The contrast here is not between immature children and adult sons, but between servants and sons. Like the Prodigal son the Galatians wanted God to accept them as servants, when they really were sons—“I will arise and go to my father, and will say unto him, Father, I have sinned against heaven, and before thee, And am no more worthy to be called thy son: make me as one of thy hired SERVANTS” (Luke 15. 18, 19). The contrasts between sons and servants are easy to see. For example:

·         The son has the same nature as the father, but the servant does not. When we trust Christ the Holy Spirit comes to live within us; and this means we are “partakers of the divine nature” (2 Pe. 1.4). The Law could never give a person God’s divine nature within. All it could do was to reveal to the person his desperate need for God’s nature. So, when the believer goes back into the Law, he is denying the divine nature he has within, and he is giving the old nature (the flesh) the opportunity to do its work.

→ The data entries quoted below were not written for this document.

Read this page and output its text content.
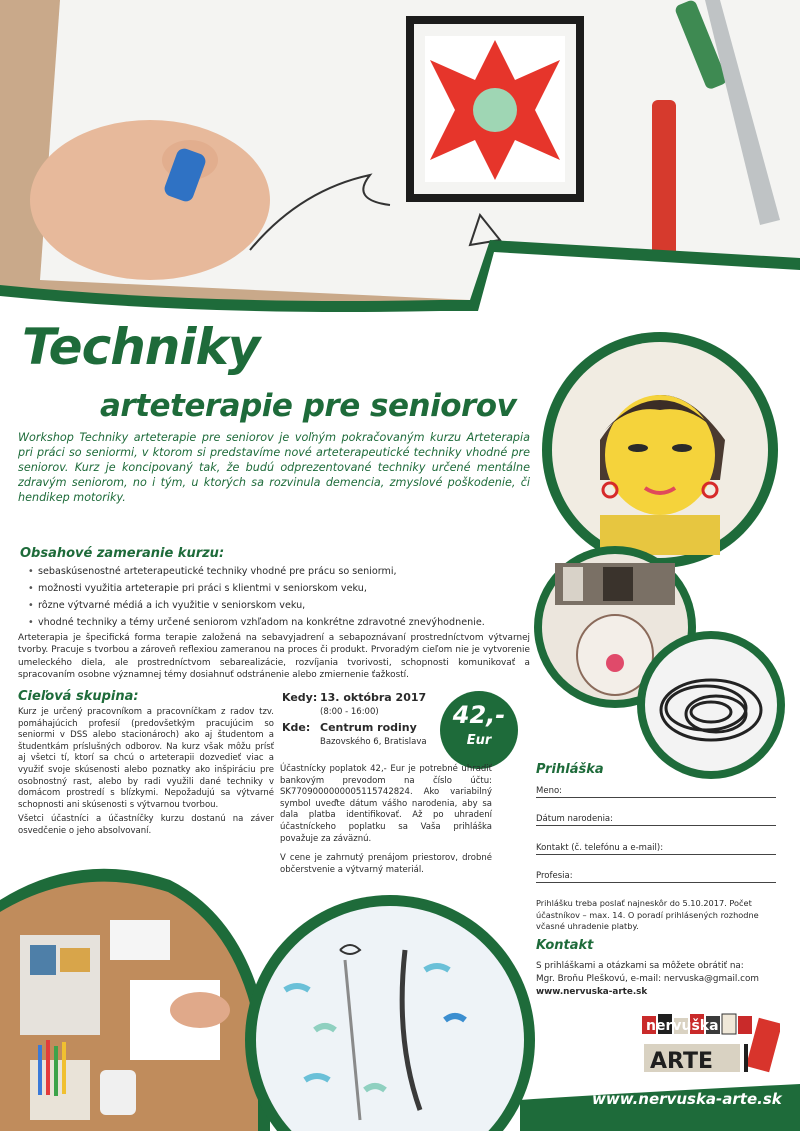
Techniky
arteterapie pre seniorov
Workshop Techniky arteterapie pre seniorov je voľným pokračovaným kurzu Arteterapia pri práci so seniormi, v ktorom si predstavíme nové arteterapeutické techniky vhodné pre seniorov. Kurz je koncipovaný tak, že budú odprezentované techniky určené mentálne zdravým seniorom, no i tým, u ktorých sa rozvinula demencia, zmyslové poškodenie, či hendikep motoriky.
Obsahové zameranie kurzu:
• sebaskúsenostné arteterapeutické techniky vhodné pre prácu so seniormi,
• možnosti využitia arteterapie pri práci s klientmi v seniorskom veku,
• rôzne výtvarné médiá a ich využitie v seniorskom veku,
• vhodné techniky a témy určené seniorom vzhľadom na konkrétne zdravotné znevýhodnenie.
Arteterapia je špecifická forma terapie založená na sebavyjadrení a sebapoznávaní prostredníctvom výtvarnej tvorby. Pracuje s tvorbou a zároveň reflexiou zameranou na proces či produkt. Prvoradým cieľom nie je vytvorenie umeleckého diela, ale prostredníctvom sebarealizácie, rozvíjania tvorivosti, schopnosti komunikovať a spracovaním osobne významnej témy dosiahnuť odstránenie alebo zmiernenie ťažkostí.
Cieľová skupina:

Kurz je určený pracovníkom a pracovníčkam z radov tzv. pomáhajúcich profesií (predovšetkým pracujúcim so seniormi v DSS alebo stacionároch) ako aj študentom a študentkám príslušných odborov. Na kurz však môžu prísť aj všetci tí, ktorí sa chcú o arteterapii dozvedieť viac a využiť svoje skúsenosti alebo poznatky ako inšpiráciu pre osobnostný rast, alebo by radi využili dané techniky v domácom prostredí s blízkymi. Nepožadujú sa výtvarné schopnosti ani skúsenosti s výtvarnou tvorbou.

Všetci účastníci a účastníčky kurzu dostanú na záver osvedčenie o jeho absolvovaní.

Kedy: 13. októbra 2017
(8:00 - 16:00)
Kde: Centrum rodiny
Bazovského 6, Bratislava
42,-
Eur

Účastnícky poplatok 42,- Eur je potrebné uhradiť bankovým prevodom na číslo účtu: SK7709000000005115742824. Ako variabilný symbol uveďte dátum vášho narodenia, aby sa dala platba identifikovať. Až po uhradení účastníckeho poplatku sa Vaša prihláška považuje za záväznú.

V cene je zahrnutý prenájom priestorov, drobné občerstvenie a výtvarný materiál.

Prihláška
Meno:
Dátum narodenia:
Kontakt (č. telefónu a e-mail):
Profesia:
Prihlášku treba poslať najneskôr do 5.10.2017. Počet účastníkov – max. 14. O poradí prihlásených rozhodne včasné uhradenie platby.
Kontakt
S prihláškami a otázkami sa môžete obrátiť na:
Mgr. Broňu Pleškovú, e-mail: nervuska@gmail.com
www.nervuska-arte.sk
nervuška
ARTE
www.nervuska-arte.sk
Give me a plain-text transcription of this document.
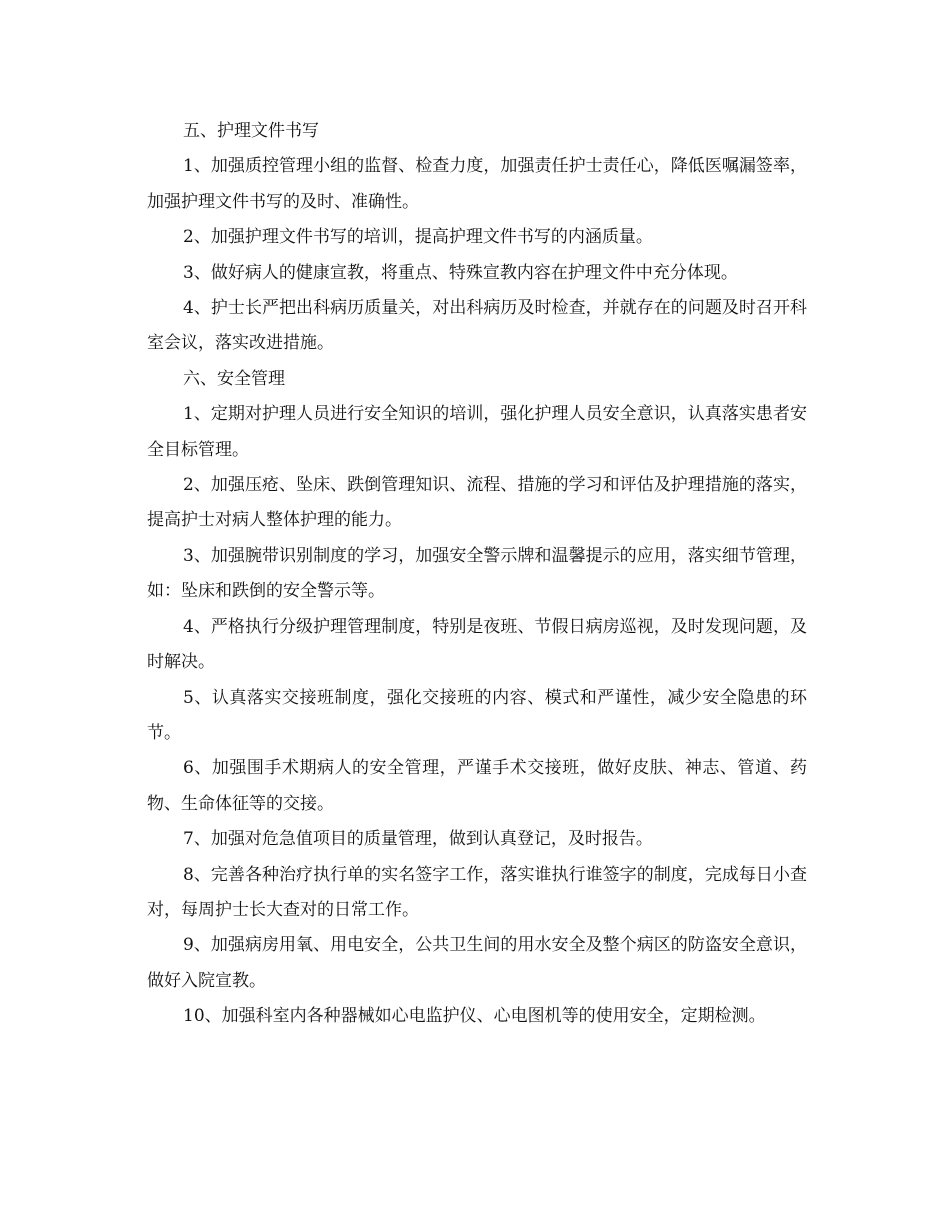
五、护理文件书写

1、加强质控管理小组的监督、检查力度，加强责任护士责任心，降低医嘱漏签率，加强护理文件书写的及时、准确性。

2、加强护理文件书写的培训，提高护理文件书写的内涵质量。

3、做好病人的健康宣教，将重点、特殊宣教内容在护理文件中充分体现。

4、护士长严把出科病历质量关，对出科病历及时检查，并就存在的问题及时召开科室会议，落实改进措施。

六、安全管理

1、定期对护理人员进行安全知识的培训，强化护理人员安全意识，认真落实患者安全目标管理。

2、加强压疮、坠床、跌倒管理知识、流程、措施的学习和评估及护理措施的落实，提高护士对病人整体护理的能力。

3、加强腕带识别制度的学习，加强安全警示牌和温馨提示的应用，落实细节管理，如：坠床和跌倒的安全警示等。

4、严格执行分级护理管理制度，特别是夜班、节假日病房巡视，及时发现问题，及时解决。

5、认真落实交接班制度，强化交接班的内容、模式和严谨性，减少安全隐患的环节。

6、加强围手术期病人的安全管理，严谨手术交接班，做好皮肤、神志、管道、药物、生命体征等的交接。

7、加强对危急值项目的质量管理，做到认真登记，及时报告。

8、完善各种治疗执行单的实名签字工作，落实谁执行谁签字的制度，完成每日小查对，每周护士长大查对的日常工作。

9、加强病房用氧、用电安全，公共卫生间的用水安全及整个病区的防盗安全意识，做好入院宣教。

10、加强科室内各种器械如心电监护仪、心电图机等的使用安全，定期检测。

·         The son has a father, while the servant has a master. No servant could ever say “Father” to his master. When a sinner trusts Christ, he receives the Holy Spirit within, and the Spirit tells him he is a child of the Father (Rom. 8.15, 16). It is natural for a baby to cry, but not for a baby to talk to his father. When the Spirit enters the Heart, He says, “Abba, Father;” and in response the believer cries “Abba, Father!” (Rom 8.15) One opinion is that “Abba” is an Aramaic word which is the equivalent of the English word “papa.” This shows the closeness of the child to the Father. No servant has this closeness to his master.

·         The son obeys out of love, while the servant obeys out of fear. The Spirit works in the heart of the believer to increase his love for God. “And hope maketh not ashamed; because the LOVE OF GOD is shed abroad in our hearts by the Holy Ghost which is given unto us” (Rom. 5.5). “But THE FRUIT OF THE SPIRIT IS LOVE, joy, peace, longsuffering, gentleness, goodness, faith” (Gal. 5.5). The Judaizers told the Galatians that they would become better Christians by submitting to the law, but the Law can never produce obedience. Only love can do that. “If ye love me, keep my commandments” (John 14.15).

·         The son is rich, while the servant is poor. We are both “sons and heirs.” And since we are adopted—placed as adult sons in the family—we may begin to draw on our inheritance right now. God has made available to us the riches of His grace (Eph. 1.7; 2.7), the riches of His glory (Phil. 4.19), the riches of His goodness (Rom. 2.4), and the riches of His wisdom (Rom. 11.33)—and all the riches of God are found in Christ: “For it pleased the Father that in him should all fullness dwell . . . IN WHOM ARE HID ALL THE TREASURES of wisdom and knowledge” (Col. 1.19; 2.3).

·         The son has a future, while the servant does not. While many kind masters did provide for their slaves in old age, it was not required of them. The father always provides for his son: “. . . for the children ought not to lay up for the parents, but the parents for the children (2 Cor. 12.14).


In one sense, our adoption is not yet final, because we are awaiting the return of Christ and the redemption of our bodies—“And not only they, but ourselves also, which have the firstfruits of the Spirit, even we ourselves groan within ourselves, waiting for the adoption, to wit, THE REDEMPTION OF OUR BODY” (Rom. 8.23). Some scholars think this second stage in our adoption corresponds to the Roman practice when a man adopted someone outside his family to be his son. At first there was a private ceremony at which the son was purchased; then there was a public ceremony at which the adoption was declared openly before the officials.

Christians have experienced the first stage; we have been purchased by Christ and indwelt by the Spirit. We are awaiting the second stage; the public declaration at the return of Christ when “we shall be like Him” (1 John3.1-3). We are “sons and heirs,” and the best part of our inheritance is still ahead of us (1 Pe. 1-5).